Les troubles de l’alimentation sont des désordres mentaux complexes potentiellement mortels qui se caractérisent généralement par une préoccupation excessive au niveau de l’image corporelle et la nourriture. Voici les types de troubles de l’alimentation les plus courants :

Anorexie nerveuse : généralement caractérisée par une sous-alimentation, souvent par peur de prendre du poids.

L’hyperphagie boulimique : généralement caractérisée par des épisodes de compulsions alimentaires sans utilisation de méthodes compensatoires (contrairement à la boulimie)

Boulimie nerveuse : généralement caractérisée par des épisodes répétés de perte de contrôle avec la nourriture et accompagnée de méthodes compensatoires, telles que l’utilisation de laxatifs, les purges ou l’exercice excessif.

Chaque trouble alimentaire comporte son lot de défis et sont assez complexes, mais ils peuvent tous avoir des effets néfastes sur le bien-être physique, psychologique et social d’un individu.

De ce fait, le plus tôt le diagnostic est fait, les meilleures chances d’optimiser la guérison à travers le traitement. Il est donc important de pouvoir reconnaître les signes avant-coureurs d’un trouble alimentaire afin de demander l’aide appropriée d’un professionnel.

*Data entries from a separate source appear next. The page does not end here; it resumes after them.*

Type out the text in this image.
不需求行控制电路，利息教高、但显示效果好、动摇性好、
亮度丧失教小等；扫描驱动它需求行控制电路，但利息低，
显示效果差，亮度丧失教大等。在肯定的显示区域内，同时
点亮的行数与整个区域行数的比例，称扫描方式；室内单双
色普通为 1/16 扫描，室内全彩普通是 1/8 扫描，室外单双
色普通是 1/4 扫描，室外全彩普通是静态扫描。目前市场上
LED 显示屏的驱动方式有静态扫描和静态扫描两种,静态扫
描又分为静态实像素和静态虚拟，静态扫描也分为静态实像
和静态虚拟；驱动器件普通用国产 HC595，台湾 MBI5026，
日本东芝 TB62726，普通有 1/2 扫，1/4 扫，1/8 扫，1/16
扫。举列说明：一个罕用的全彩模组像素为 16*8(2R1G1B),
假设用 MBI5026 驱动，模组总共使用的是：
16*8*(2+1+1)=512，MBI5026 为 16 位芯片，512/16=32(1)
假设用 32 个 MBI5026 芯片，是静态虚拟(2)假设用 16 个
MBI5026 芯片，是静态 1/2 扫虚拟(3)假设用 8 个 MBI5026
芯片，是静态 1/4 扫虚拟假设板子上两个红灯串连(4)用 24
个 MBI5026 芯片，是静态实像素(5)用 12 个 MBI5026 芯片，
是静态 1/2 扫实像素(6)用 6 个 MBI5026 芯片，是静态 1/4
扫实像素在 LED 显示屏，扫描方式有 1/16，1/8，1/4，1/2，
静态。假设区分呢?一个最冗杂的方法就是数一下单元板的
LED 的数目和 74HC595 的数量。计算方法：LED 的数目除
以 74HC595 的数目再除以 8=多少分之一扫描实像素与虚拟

Signes et symptoms physiques

– Fatigue, faiblesse et étourdissements surtout en se levant ou en se déplaçant

– Ralentissement ou irrégularité de la fréquence cardiaque, de la fréquence respiratoire et de la tension artérielle

– Difficultés à dormir ou insomnie

– Symptômes gastro-intestinaux tels que ballonnements, des crampes abdominales et de la constipation

– Règles irrégulières ou absence de règles

– Diminution de la température corporelle entraînant une sensation de froid fréquente et par conséquent, l’individu peut développer le lanugo qui est le développement de poils sur certaines parties du corps (bras, visage et dos)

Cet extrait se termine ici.